One of Rodríguez’s goals at CEC Entertainment has been to diversify and expand the customer base, which means improving the appeal for parents. “Over my five years here, we have worked on improving the food options—the variety and flavor, as well as ensuring the restaurants are as clean and inviting as can be,” he says. “Over the last couple of years, we have engaged in a company-wide remodeling project that has resulted in the remodel of nearly a hundred restaurants, with plans for more this year. The new restaurants have a look and feel different than those that parents visited as children.”
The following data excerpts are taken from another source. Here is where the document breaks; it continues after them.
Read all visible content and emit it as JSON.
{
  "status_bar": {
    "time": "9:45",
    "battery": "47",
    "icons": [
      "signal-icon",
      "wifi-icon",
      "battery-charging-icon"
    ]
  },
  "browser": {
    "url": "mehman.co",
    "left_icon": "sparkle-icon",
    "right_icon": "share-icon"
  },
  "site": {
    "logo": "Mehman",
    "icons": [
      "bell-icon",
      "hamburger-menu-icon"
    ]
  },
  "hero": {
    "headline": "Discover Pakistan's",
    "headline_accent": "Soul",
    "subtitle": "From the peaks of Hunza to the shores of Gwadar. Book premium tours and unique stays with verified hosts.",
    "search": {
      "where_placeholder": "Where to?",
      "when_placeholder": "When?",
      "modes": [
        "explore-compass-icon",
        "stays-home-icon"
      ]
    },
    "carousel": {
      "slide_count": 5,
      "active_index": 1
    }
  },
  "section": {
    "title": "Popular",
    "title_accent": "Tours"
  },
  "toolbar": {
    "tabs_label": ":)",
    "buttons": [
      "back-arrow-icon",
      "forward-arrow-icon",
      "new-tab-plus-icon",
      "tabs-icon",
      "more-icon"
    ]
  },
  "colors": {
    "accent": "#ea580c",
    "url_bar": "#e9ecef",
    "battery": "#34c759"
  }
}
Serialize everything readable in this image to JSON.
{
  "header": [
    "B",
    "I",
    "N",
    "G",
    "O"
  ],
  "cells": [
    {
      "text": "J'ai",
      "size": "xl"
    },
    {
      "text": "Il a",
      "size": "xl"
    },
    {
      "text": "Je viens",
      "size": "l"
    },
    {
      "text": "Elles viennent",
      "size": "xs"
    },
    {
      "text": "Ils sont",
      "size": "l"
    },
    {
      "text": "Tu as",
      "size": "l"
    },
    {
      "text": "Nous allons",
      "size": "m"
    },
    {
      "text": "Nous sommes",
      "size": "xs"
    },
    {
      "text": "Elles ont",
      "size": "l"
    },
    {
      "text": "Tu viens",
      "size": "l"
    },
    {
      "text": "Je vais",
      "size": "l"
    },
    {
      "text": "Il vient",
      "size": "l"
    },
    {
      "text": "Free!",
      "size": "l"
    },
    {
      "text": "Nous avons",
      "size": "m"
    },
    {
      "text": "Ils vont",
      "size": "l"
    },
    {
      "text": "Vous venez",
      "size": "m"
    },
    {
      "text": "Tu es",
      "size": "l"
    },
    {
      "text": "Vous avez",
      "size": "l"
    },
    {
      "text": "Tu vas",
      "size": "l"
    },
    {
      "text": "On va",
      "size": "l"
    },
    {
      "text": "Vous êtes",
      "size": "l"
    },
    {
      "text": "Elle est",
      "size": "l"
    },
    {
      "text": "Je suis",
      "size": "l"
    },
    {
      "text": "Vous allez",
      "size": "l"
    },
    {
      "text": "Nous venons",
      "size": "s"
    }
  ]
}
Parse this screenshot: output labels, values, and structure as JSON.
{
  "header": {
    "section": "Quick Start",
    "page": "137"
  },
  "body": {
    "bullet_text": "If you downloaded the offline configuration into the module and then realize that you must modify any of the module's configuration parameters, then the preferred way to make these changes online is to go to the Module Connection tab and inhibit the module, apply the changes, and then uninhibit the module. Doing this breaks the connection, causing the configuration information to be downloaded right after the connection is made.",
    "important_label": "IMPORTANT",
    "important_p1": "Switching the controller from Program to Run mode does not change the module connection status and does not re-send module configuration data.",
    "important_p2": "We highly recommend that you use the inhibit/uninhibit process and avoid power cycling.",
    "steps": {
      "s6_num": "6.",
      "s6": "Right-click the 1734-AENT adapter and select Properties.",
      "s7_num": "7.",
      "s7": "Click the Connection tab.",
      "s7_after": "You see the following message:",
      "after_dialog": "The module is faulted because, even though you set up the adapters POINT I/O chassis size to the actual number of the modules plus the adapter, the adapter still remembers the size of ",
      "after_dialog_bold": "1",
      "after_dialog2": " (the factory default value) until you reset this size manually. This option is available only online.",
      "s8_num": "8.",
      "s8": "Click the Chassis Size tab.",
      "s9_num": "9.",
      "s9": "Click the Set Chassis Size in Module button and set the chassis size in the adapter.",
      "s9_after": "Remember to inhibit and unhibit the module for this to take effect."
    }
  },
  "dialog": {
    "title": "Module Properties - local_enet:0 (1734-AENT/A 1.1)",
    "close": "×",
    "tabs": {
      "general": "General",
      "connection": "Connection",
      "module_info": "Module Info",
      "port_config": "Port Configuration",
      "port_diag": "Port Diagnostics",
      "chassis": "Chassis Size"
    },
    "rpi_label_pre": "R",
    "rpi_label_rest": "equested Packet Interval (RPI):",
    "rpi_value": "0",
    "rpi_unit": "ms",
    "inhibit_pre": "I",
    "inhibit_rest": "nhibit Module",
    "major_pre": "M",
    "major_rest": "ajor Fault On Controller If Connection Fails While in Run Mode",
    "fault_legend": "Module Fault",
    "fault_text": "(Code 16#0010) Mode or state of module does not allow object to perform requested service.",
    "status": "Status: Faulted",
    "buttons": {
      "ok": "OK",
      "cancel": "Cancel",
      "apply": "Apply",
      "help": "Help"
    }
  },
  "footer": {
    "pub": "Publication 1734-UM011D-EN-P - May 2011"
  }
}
Rodríguez says that in many ways, it’s all about the kids. “The image of children thanking their parents at bedtime for taking them to Chuck E. Cheese gives me a lot of satisfaction and pleasure in what I do,” Rodríguez says. “I have shared that vision with the people I work with, and there’s a great deal of warmth that we have about what we do every day. We help bring smiles to kids and offer an opportunity for families to bond and be closer together.”
With McKillips now at the helm as CEO, Rodríguez says the company is looking to capitalize on the brand recognition of the Chuck E. Cheese character and his friends, doing more licensing and branching out to areas of entertainment outside the walls of the restaurant.
“We’re also looking to expand internationally through additional franchising, which we’ve done a lot more of in the last couple of years. But over the next five to ten years, our plans are mind-boggling—there are amazing opportunities in that area,” Rodríguez says.